A man with a dishcloth over his shoulder rapped the table to get their attention. ‘Are you two going to get anything else or not? There’s other folk waiting to sit down.’

Eleanor leapt to her feet, apologising, but Nick took his time, because the guy deserved it for sheer rudeness, he explained, once they had left and were standing under the row of beef haunches and plucked turkeys outside the butchers next door.

‘Back to the library then.’ Eleanor dared to inject a note of regret into her tone.

Nick pulled back one of the heavy sleeves of his jumper to check his watch. She glimpsed fine gold hairs on his wrist and lower arm.

‘I’ve got to be somewhere else. I’ll catch Miss Coolham another time.’
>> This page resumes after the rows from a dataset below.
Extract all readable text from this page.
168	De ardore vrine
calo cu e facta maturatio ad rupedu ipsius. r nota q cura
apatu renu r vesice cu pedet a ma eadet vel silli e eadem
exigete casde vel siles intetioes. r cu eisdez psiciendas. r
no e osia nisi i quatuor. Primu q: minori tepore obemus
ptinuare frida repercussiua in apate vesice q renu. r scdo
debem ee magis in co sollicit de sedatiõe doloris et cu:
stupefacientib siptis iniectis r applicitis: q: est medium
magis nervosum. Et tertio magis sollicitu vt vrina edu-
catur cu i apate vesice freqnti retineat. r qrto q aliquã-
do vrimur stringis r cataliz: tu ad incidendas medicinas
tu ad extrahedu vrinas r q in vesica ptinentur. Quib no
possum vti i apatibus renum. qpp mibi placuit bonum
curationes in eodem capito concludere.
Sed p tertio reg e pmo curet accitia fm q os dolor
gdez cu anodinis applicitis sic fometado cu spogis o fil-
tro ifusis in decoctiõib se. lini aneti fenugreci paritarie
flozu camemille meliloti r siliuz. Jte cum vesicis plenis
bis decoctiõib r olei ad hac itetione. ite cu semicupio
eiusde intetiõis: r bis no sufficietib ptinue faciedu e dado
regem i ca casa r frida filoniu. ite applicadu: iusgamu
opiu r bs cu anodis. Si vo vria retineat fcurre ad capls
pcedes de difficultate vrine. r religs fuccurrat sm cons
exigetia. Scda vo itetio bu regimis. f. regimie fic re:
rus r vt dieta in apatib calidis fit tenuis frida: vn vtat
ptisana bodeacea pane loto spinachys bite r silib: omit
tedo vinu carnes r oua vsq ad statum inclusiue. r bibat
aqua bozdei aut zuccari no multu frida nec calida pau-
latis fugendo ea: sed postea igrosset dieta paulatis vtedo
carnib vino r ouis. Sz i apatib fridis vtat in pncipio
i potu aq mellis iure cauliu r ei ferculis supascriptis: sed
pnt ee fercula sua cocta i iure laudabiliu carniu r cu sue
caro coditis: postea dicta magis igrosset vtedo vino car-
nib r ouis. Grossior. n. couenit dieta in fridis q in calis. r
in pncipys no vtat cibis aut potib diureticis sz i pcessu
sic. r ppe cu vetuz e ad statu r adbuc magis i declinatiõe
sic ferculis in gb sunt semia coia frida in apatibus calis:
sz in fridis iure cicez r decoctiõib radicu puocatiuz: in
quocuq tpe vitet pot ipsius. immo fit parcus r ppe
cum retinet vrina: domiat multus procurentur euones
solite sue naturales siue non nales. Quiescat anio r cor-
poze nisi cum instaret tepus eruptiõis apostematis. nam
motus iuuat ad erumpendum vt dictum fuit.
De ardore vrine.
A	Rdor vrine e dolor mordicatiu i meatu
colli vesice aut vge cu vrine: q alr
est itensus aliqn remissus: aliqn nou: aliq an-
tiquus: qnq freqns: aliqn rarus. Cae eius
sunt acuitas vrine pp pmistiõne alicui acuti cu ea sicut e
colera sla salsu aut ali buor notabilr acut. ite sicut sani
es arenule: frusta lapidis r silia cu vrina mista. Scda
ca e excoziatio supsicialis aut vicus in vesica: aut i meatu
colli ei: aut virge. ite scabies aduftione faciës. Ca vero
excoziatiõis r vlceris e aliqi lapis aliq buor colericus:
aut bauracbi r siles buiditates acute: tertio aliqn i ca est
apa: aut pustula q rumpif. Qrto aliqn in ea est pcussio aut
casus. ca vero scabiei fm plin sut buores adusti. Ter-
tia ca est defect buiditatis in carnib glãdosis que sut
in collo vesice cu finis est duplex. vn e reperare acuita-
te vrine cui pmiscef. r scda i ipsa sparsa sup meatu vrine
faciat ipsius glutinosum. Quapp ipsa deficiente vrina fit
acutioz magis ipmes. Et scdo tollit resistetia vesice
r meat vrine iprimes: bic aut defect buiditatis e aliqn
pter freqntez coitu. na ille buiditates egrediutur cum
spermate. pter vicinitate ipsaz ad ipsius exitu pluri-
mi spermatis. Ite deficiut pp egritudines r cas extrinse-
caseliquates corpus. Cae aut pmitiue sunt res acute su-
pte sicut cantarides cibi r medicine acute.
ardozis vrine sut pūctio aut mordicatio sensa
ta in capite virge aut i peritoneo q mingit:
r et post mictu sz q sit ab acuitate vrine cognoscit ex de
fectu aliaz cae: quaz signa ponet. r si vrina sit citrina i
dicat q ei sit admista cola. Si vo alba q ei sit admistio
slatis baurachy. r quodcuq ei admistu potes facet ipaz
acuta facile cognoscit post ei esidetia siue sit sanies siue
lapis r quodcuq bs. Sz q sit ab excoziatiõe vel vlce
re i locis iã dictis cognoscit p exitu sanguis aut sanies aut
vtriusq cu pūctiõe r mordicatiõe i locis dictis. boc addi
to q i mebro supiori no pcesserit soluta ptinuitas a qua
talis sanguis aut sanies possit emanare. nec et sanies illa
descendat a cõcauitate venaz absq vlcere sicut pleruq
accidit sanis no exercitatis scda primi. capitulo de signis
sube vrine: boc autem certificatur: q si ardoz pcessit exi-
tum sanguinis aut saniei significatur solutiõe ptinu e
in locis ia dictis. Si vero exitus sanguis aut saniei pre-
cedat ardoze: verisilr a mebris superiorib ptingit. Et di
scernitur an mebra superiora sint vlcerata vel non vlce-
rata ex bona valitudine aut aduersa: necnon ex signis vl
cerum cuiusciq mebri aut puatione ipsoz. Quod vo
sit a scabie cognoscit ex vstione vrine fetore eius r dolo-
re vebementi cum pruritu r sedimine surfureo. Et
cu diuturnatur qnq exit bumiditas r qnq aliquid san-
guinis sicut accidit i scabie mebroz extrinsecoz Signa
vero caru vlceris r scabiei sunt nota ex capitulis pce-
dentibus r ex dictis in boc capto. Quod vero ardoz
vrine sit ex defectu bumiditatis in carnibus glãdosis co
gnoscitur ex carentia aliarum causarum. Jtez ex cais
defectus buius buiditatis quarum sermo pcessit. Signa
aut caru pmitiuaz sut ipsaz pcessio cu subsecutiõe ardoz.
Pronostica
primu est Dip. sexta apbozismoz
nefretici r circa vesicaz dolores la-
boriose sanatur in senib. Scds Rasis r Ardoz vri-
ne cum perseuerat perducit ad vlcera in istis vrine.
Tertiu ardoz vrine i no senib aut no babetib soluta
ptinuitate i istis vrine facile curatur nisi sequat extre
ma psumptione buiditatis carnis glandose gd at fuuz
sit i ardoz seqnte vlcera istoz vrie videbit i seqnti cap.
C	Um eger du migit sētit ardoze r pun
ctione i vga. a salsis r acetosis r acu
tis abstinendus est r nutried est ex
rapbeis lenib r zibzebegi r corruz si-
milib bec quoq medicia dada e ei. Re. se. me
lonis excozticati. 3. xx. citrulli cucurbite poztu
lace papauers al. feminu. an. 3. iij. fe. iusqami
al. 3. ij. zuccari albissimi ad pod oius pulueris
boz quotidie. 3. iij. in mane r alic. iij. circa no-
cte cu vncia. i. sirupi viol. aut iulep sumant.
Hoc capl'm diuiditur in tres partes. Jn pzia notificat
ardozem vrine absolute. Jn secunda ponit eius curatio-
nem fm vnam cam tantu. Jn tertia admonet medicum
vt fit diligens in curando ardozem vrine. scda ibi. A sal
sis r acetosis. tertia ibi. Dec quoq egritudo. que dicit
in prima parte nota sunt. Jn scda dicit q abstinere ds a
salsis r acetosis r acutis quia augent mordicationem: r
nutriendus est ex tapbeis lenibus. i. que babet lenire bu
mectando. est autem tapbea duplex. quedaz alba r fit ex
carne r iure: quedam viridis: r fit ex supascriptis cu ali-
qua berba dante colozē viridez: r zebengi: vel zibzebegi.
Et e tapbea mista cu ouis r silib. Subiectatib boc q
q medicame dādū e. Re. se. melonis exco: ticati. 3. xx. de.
Disappointment pumped inside her chest, making her miss a breath. ‘Bye then. Thanks for lunch.’

‘Bye.’

Eleanor ducked into the throng of shoppers streaming through the market, letting it carry her towards the High Street. Not looking back felt important. She did not want him to detect the extent of her reluctance to be walking away. But suddenly he was in front of her again, striding backwards, laughing as he bumped into people.

‘Hey, you don’t fancy coming to the PPP on Saturday night, do you? They’re showing Rosemary’s Baby. A classic. Mia Farrow… Oh, but you’ve seen it,’ he cried, misreading the shadow of doubt that crossed her face, which was about the acronym rather than the invitation. PPP, she had learned recently, referred to an academic course. Philosophy, Psychology and something she couldn’t remember. Now it was a cinema.

‘I haven’t seen it.’ She laughed. ‘Mia Farrow gives birth to the devil’s child, doesn’t she? Who could refuse an invitation to see that?’

‘My thoughts exactly.’ He laughed too, turning and falling into step beside her.

‘My dad’s a vicar,’ she said in a rush as they emerged onto the High Street. ‘At home, thinking about devils having babies, let alone going to see them, is banned.’

‘Another reason to go.’

‘Absolutely.’

‘Porter’s lodge at seven? If I don’t see you before.’

‘If I don’t see you before,’ she echoed.’ Her face ached from grinning.

In one of Camilla’s many women’s magazines she had read an article about the importance of ‘playing hard to get’ if a man took your fancy. But, really, such tactics were impossible, and unnecessary, Eleanor reflected happily, giving Nick a wave as he took off up the High Street, pausing to admire the grace and agility with which he wove through the crowds. Why would two people play hard to get if they liked each other?

She strolled back towards college with her arms swinging and her scarf free and flying, the cut of the cold November air now only making her feel more alive.